Il futuro di Ranucci, attesa per le dichiarazioni di Lavitola ai giudici

25.08.2026 08:05
Il futuro di Ranucci, attesa per le dichiarazioni di Lavitola ai giudici

Attentato contro Sigfrido Ranucci: nuovi sviluppi e dichiarazioni attese

Roma, 25 agosto 2026 – Continuano a emergere dettagli sull’attentato contro Sigfrido Ranucci, in un momento cruciale per le indagini che potrebbero portare a nuove rivelazioni nel giro di due settimane. Lunedì 7 settembre, Lavitola è previsto a testimoniare davanti ai giudici, mentre si attende la possibile audizione di Ranucci stesso.
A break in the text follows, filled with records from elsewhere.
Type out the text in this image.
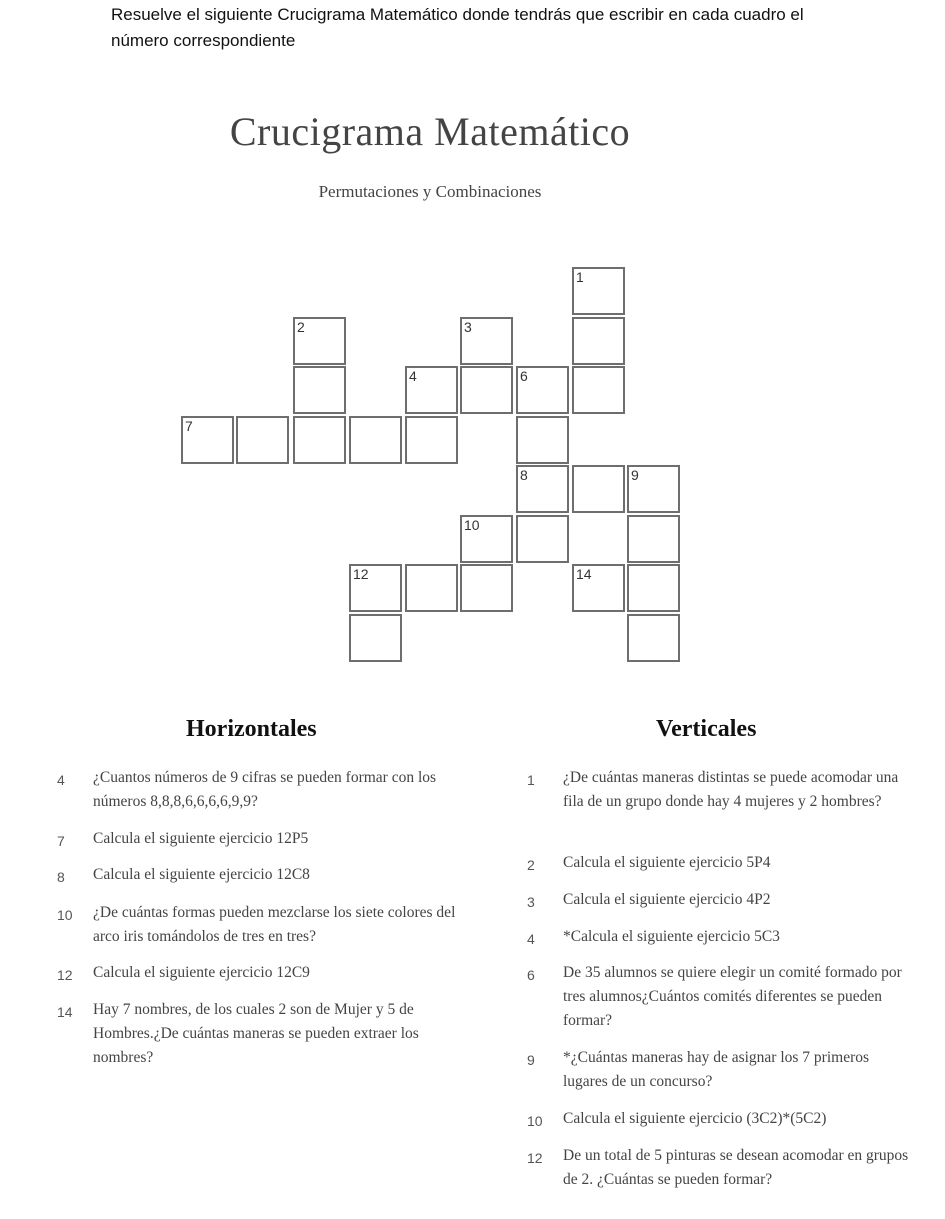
Resuelve el siguiente Crucigrama Matemático donde tendrás que escribir en cada cuadro el número correspondiente

Crucigrama Matemático

Permutaciones y Combinaciones

1
2	3
4	6
7
8	9
10
12	14
Horizontales	Verticales
4	¿Cuantos números de 9 cifras se pueden formar con los números 8,8,8,6,6,6,6,9,9?
7	Calcula el siguiente ejercicio 12P5
8	Calcula el siguiente ejercicio 12C8
10	¿De cuántas formas pueden mezclarse los siete colores del arco iris tomándolos de tres en tres?
12	Calcula el siguiente ejercicio 12C9
14	Hay 7 nombres, de los cuales 2 son de Mujer y 5 de Hombres.¿De cuántas maneras se pueden extraer los nombres?
1	¿De cuántas maneras distintas se puede acomodar una fila de un grupo donde hay 4 mujeres y 2 hombres?
2	Calcula el siguiente ejercicio 5P4
3	Calcula el siguiente ejercicio 4P2
4	*Calcula el siguiente ejercicio 5C3
6	De 35 alumnos se quiere elegir un comité formado por tres alumnos¿Cuántos comités diferentes se pueden formar?
9	*¿Cuántas maneras hay de asignar los 7 primeros lugares de un concurso?
10	Calcula el siguiente ejercicio (3C2)*(5C2)
12	De un total de 5 pinturas se desean acomodar en grupos de 2. ¿Cuántas se pueden formar?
Parallelamente, il futuro della trasmissione di inchiesta di Rai3 è incerto, con discussioni in corso su un eventuale nuovo incarico per il giornalista, riporta Attuale.

Lavitola intende contestare l’aggravante del metodo mafioso nell’attentato. Gli esecutori materiali, Pellegrino D’Avino, la moglie Marika De Filippi attualmente ai domiciliari, Saverio Mutone e Antonio Passariello, hanno espresso il desiderio di essere interrogati, potenzialmente per contradire le testimonianze di Lavitola. Quest’ultimo ha attribuito a loro la responsabilità dell’esecuzione dell’attentato.

Un altro attore chiave è Gomes Clesio Tavares, accusato di essere il mandante insieme a Lavitola. Le indagini suggeriscono che Tavares potrebbe essere già partito dal Camerun verso un altro Paese africano, complicando ulteriormente una potenziale estradizione richiesta dalla procura di Roma. Gli inquirenti ritengono che Tavares rimarrà in Africa almeno fino all’esito del Riesame su Lavitola.

Nel frattempo, ieri, durante il suo 65° compleanno, Ranucci ha utilizzato i social per denunciare una “character assassination senza precedenti per l’Italia e forse a livello mondiale”. Ranucci ha evidenziato la “gogna politica dei giornali di partito”, annunciando un appuntamento previsto per oggi a Cerveteri, parte del suo tour con “Diario di un trapezista”. Si prevede che entro la settimana la Rai fornisca chiarimenti sulla sua posizione, con l’opzione di un trasferimento alle testate di Rai3 e Rainews, mentre l’amministratore delegato Giampaolo Rossi cerca di evitare problematiche legali derivanti da possibili demansionamenti.

I consiglieri Alessandro di Majo, Davide Di Pietro e Roberto Natale hanno sottolineato l’importanza di verificare se Lavitola abbia influenzato i contenuti del programma. In caso affermativo, Ranucci dovrebbe essere sollevato dall’incarico. Altrimenti, la sua rimozione sarebbe vista come una sanzione di stampo politico. La lista dei candidati per la conduzione di Report si accorcia, poiché eventuali soluzioni esterne potrebbero incontrare la resistenza della redazione.

Contro il conduttore è intervenuto il sindacato Unirai, che ha richiesto di proteggere la reputazione di Ranucci e dei suoi collaboratori. Nel dibattito politico, Sandro Ruotolo, europarlamentare e responsabile informazione del Pd, ha criticato FdI per aver manipolato il discorso sull’Emfa, denunciando l’interferenza politica nell’indipendenza del servizio pubblico. Il leader di Avs Angelo Bonelli ha smentito come “totalmente priva di fondamento” l’ipotesi di una candidatura di Ranucci, specificando che la sua presenza il 9 settembre a Terra è legata alla presentazione del suo libro.